Further, the mapping module 603 is further configured to map the sample generation mouth region to a preset mouth region template map according to the point location of the sample generation mouth region, and generate a sample generation mouth region image.
Further, the generating module 605 is further configured to fuse the sample original mouth region image and the sample generated mouth region image, and generate a sample mouth region effect map.
Further, the generating module 605 is further configured to construct a tooth whitening data pair according to the sample original mouth region image and the sample mouth region effect map.
Further, the processing module 604 is further configured to perform model training by using the tooth whitening data pair to obtain a preset tooth whitening model.
Further, the mapping module 603 is specifically further configured to construct a first sample affine transformation matrix from a point location of a sample original mouth region to a point location of a template mouth region of a template map of a preset mouth region; according to the point positions of the sample original mouth region, mapping the sample original mouth region into a template diagram of a preset mouth region by adopting a first sample affine transformation matrix, and generating a sample original mouth region image; constructing a second sample affine transformation matrix from the point position of the sample generation mouth region to the point position of the template mouth region; and according to the point positions of the sample generation mouth region, mapping the sample generation mouth region into a preset mouth region template diagram by adopting a second sample affine transformation matrix, and generating a sample generation mouth region image.
Further, the generating module 605 is specifically further configured to use a preset mouth region template map to fuse the sample original mouth region image and the sample generated mouth region image, so as to generate a sample mouth region effect map.
Further, the generating module 605 is specifically further configured to generate a prompt word according to a preset corresponding to the sample face image, and process the sample face image by adopting a preset image generating model to generate a face tooth whitening generating diagram.
Fig. 7 is a schematic diagram of an electronic device according to an embodiment of the present application, where the electronic device may be a device with a computing function. As shown in fig. 7:
the electronic device includes: a processor 701, and a storage medium 702. The processor 701 and the storage medium 702 are connected by a bus.
The storage medium 702 is used to store a program, and the processor 701 calls the program stored in the storage medium 702 to execute the above-described method embodiment. The specific implementation manner and the technical effect are similar, and are not repeated here.

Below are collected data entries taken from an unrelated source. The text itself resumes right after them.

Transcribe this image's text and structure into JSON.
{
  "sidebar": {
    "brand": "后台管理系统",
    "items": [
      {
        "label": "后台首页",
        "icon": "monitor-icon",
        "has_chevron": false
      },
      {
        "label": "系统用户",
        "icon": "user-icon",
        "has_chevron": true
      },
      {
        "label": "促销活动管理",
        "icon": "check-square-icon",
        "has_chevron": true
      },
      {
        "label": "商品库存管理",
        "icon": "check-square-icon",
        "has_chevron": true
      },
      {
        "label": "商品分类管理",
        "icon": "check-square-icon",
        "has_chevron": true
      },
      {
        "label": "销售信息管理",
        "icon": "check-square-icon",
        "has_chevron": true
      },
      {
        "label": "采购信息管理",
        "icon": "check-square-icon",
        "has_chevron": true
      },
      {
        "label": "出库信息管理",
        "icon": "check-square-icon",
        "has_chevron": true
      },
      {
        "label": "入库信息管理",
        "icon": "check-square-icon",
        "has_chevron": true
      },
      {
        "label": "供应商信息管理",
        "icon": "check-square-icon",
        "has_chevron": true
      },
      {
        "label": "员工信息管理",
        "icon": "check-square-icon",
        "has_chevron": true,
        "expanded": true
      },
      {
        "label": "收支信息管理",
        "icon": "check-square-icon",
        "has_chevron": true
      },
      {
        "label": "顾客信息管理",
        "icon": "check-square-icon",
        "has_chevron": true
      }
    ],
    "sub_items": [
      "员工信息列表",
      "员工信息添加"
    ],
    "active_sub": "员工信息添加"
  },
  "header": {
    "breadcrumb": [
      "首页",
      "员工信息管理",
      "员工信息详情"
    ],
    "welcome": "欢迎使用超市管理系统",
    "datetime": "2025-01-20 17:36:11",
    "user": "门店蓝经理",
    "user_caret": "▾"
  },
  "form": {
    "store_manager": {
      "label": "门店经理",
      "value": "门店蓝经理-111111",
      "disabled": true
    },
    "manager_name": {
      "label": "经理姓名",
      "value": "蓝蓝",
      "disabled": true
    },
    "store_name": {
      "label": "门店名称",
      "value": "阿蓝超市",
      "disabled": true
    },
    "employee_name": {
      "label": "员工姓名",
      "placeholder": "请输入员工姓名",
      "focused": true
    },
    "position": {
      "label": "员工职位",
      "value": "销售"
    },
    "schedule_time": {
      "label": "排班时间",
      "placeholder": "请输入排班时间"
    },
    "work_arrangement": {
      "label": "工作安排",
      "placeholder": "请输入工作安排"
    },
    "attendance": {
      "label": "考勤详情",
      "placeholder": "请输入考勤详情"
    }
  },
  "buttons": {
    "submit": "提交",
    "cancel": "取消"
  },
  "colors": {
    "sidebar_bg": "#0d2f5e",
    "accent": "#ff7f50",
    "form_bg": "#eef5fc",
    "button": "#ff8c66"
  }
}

Optionally, the present invention also provides a program product, such as a computer readable storage medium, comprising a program for performing the above-described method embodiments when being executed by a processor.
In the several embodiments provided by the present invention, it should be understood that the disclosed apparatus and method may be implemented in other manners. For example, the apparatus embodiments described above are merely illustrative, e.g., the division of the units is merely a logical function division, and there may be additional divisions when actually implemented, e.g., multiple units or components may be combined or integrated into another system, or some features may be omitted or not performed. Alternatively, the coupling or direct coupling or communication connection shown or discussed with each other may be an indirect coupling or communication connection via some interfaces, devices or units, which may be in electrical, mechanical or other form.

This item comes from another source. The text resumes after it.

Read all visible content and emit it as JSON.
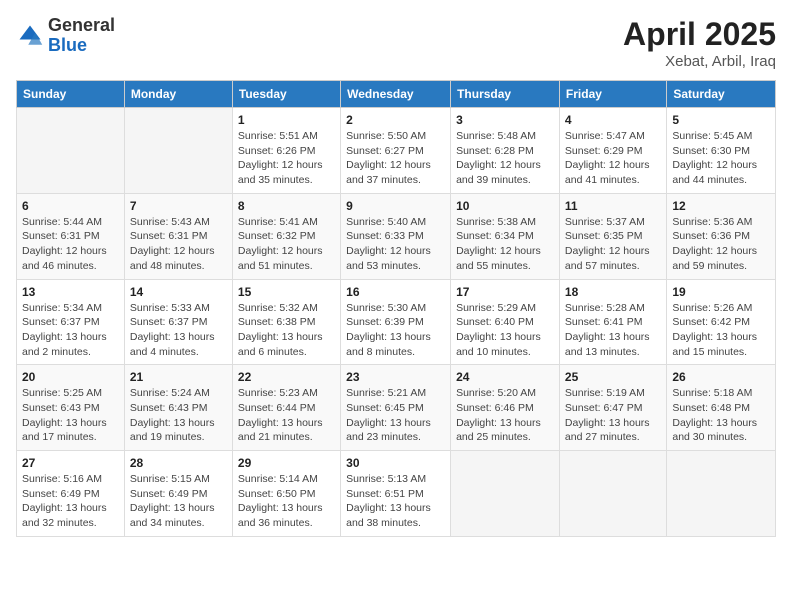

The units described as separate units may or may not be physically separate, and units shown as units may or may not be physical units, may be located in one place, or may be distributed on a plurality of network units. Some or all of the units may be selected according to actual needs to achieve the purpose of the solution of this embodiment.
In addition, each functional unit in the embodiments of the present invention may be integrated in one processing unit, or each unit may exist alone physically, or two or more units may be integrated in one unit. The integrated units may be implemented in hardware or in hardware plus software functional units.
The integrated units implemented in the form of software functional units described above may be stored in a computer readable storage medium. The software functional unit is stored in a storage medium, and includes several instructions for causing a computer device (which may be a personal computer, a server, or a network device, etc.) or a processor (english: processor) to perform some of the steps of the methods according to the embodiments of the invention. And the aforementioned storage medium includes: u disk, mobile hard disk, read-Only Memory (ROM), random access Memory (Random Access Memory, RAM), magnetic disk or optical disk, etc.

Claims (10)

1. A method for generating a special effect of whitening human teeth, which is characterized by comprising the following steps:
acquiring an image to be processed;
detecting the key points of the human face of the image to be processed to obtain the point positions of the original mouth area in the image to be processed;
according to the point positions of the original mouth region, mapping the original mouth region into a preset mouth region template diagram, and generating a mouth region image;
Performing tooth whitening treatment on the mouth area image by adopting a preset tooth whitening model to obtain a tooth whitening effect diagram;
and restoring the tooth whitening effect image to the image to be processed, and generating a target effect image corresponding to the image to be processed.
2. The method according to claim 1, wherein the mapping the original mouth region into a preset mouth region template map according to the point location of the original mouth region, and generating a mouth region image, includes:
constructing a first affine transformation matrix from the point position of the original mouth region to the point position of the template mouth region in the template diagram of the preset mouth region;
And mapping the original mouth region into the preset mouth region template diagram by adopting the first affine transformation matrix according to the point positions of the original mouth region, and generating the mouth region image.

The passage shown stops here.